Bir tahvil olgunlaştıktan sonra, ihraç eden işletme, tahvil sahibine, orijinal satın alma fiyatından bağımsız olarak bononun nominal değerini öder. Tahvillere yatırım yapmak, tahvilin iskonto ile satın alınması ve faiz gelirinin elde edilmesi durumunda sermaye kazancı potansiyeli sunar.
Tahviller vadelerine ve birkaç ay ile birkaç on yıl arasında değişen değişen derecelerde risk taşırlar. Yatırımcılar, hedeflerine ve risk toleranslarına göre hangi tip tahvillerin yatırım yapılacağını seçebilirler. Ekonomik istikrarsızlık dönemlerinde, ABD Hazinesi tarafından ihraç edilen tahviller ve diğer borçlanma araçları son derece güvenli kabul edilmektedir, çünkü ABD hükümetinin mali yükümlülüklerini yerine getirme riski asgari düzeydedir.
Benzer şekilde, çok yüksek puan alan ABD şirketleri tarafından ihraç edilen tahviller tipik olarak çok düşük riskli yatırımlardır. Tabii ki, bu yüksek kaliteli tahviller için ödenen faiz oranları genellikle önemsiz tahviller veya diğer riskli yatırımlar için ödenen faiz oranlarından daha düşüktür, ancak istikrarları dengeye değer olabilir.

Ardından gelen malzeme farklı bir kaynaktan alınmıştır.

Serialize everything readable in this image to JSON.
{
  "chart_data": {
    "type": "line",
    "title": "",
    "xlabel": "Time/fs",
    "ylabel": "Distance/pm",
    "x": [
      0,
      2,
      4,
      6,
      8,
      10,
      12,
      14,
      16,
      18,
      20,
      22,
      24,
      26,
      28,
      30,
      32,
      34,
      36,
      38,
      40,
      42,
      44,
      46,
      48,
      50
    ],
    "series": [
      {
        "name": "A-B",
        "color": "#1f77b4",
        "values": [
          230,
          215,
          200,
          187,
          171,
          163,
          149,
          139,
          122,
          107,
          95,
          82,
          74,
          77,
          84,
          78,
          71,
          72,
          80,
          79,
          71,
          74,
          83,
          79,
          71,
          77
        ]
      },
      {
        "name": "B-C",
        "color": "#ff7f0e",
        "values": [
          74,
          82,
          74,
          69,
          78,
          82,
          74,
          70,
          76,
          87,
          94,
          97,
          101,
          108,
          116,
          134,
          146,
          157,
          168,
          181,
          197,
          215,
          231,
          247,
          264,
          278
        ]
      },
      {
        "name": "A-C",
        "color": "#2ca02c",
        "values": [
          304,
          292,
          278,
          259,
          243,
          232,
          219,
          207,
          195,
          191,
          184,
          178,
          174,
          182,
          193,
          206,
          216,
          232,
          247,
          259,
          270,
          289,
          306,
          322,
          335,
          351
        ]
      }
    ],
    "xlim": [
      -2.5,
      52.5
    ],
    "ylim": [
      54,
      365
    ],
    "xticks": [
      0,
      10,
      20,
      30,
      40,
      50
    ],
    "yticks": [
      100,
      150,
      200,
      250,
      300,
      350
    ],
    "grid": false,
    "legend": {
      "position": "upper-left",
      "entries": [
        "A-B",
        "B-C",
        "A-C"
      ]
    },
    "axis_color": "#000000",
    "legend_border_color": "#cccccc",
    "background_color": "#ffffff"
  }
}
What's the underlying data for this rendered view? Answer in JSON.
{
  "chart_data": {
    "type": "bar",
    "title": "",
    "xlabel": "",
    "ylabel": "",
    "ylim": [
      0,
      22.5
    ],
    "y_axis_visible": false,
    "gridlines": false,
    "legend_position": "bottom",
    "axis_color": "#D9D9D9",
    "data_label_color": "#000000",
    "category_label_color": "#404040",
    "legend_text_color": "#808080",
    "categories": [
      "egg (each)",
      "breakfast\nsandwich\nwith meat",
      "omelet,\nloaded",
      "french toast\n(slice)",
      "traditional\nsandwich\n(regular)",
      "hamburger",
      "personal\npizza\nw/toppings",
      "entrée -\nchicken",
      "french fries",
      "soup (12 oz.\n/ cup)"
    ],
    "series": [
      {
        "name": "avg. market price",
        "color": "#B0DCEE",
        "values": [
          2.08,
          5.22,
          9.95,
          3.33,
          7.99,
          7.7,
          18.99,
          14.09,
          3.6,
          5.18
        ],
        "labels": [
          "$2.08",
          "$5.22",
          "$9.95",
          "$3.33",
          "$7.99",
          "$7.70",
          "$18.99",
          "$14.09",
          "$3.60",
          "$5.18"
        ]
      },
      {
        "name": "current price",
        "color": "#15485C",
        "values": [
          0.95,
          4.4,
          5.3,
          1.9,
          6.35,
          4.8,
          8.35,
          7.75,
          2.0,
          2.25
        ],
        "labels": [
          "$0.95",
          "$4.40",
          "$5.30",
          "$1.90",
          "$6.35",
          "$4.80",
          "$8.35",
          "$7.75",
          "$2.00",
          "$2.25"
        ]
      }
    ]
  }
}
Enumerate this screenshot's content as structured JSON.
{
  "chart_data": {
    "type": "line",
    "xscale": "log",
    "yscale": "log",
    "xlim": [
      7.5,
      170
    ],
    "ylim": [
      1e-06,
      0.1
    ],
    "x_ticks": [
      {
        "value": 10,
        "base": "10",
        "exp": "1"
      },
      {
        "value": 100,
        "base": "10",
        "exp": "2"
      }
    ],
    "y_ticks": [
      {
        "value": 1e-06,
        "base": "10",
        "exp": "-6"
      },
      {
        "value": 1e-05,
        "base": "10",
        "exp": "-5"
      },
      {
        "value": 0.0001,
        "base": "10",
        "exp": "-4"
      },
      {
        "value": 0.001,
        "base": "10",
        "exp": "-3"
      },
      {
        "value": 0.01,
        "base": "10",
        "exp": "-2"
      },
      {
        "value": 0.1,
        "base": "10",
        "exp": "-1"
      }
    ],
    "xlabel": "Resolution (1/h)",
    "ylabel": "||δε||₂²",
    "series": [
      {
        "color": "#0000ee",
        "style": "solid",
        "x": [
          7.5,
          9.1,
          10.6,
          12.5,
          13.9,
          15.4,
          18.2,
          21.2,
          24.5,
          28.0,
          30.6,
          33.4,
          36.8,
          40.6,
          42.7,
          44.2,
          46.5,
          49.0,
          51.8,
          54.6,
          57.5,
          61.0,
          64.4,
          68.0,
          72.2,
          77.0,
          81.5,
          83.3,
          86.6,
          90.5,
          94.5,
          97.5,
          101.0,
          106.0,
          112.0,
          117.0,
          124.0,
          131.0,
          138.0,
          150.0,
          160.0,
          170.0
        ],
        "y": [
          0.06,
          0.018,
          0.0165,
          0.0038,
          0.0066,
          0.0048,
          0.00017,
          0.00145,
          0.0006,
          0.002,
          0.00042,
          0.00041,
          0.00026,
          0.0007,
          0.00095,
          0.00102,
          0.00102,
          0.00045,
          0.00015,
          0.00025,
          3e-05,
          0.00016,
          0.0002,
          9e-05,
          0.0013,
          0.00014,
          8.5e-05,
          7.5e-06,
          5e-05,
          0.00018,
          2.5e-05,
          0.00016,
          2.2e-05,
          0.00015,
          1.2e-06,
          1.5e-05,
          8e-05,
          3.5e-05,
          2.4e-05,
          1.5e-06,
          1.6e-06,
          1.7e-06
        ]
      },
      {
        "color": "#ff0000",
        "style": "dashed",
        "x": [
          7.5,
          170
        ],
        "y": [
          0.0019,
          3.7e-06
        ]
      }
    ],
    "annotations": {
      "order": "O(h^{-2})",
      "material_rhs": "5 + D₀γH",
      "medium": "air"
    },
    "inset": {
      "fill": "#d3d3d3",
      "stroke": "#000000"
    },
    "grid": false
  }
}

Ayrıca, federal, eyalet ve yerel yönetimler tarafından ihraç edilen tahviller genellikle federal gelir vergilerine tabi değildir ve bu da onları vergiden daha verimli olan yatırımlardan biri haline getirir.
Tahvil Yatırımının Riskleri
Tahvil yatırımı için birincil risk, yatırımınızın değer kaybetmesidir. İhraç eden bir varlık temerrüde düşerse, yatırımınızın bir kısmını veya tamamını kaybedebilirsiniz. Tahvil sahiplerinin şirket varlıkları üzerinde hissedarlardan daha yüksek bir talebi olsa da, bir şirketin iflas ilan etmesinden sonra tahvilin tam değerini alma olasılığı düşüktür, çünkü öncelikle kredilerini, ipoteklerini ve diğer borçlarını ödemek zorundadır.
Artan faiz oranları ikincil piyasada değersiz hale gelirse tahviliniz de değer kaybedebilir. Daha yüksek kupon oranları ile yeni tahviller çıkarılırsa, tahvilin piyasa değeri düşer. Ancak, bu sadece tahvilini vadeden önce takas etmek istiyorsanız endişe vericidir. Tahvilini vadeye kadar elinde tutarsanız, cari piyasa fiyatından bağımsız olarak nominal değeri size ödenir.
Paranızı çek veya tasarruf hesabında tutmanın aksine, tahvillere yapılan herhangi bir yatırım sigortasızdır. Tıpkı hisse senetleri veya yatırım fonları gibi, bono satın alırken gönüllü olarak belirli bir risk alırsınız. Bu nedenle FDIC bu yatırımları garanti etmez. Tahvil yatırımlarından para kaybederseniz, kayıplarınızı telafi etmenin bir yolu yoktur. Ancak, yüksek oranlı tahvillere yatırım yaparak ve vadeye kadar onları tutarak bu riski büyük ölçüde azaltabilirsiniz.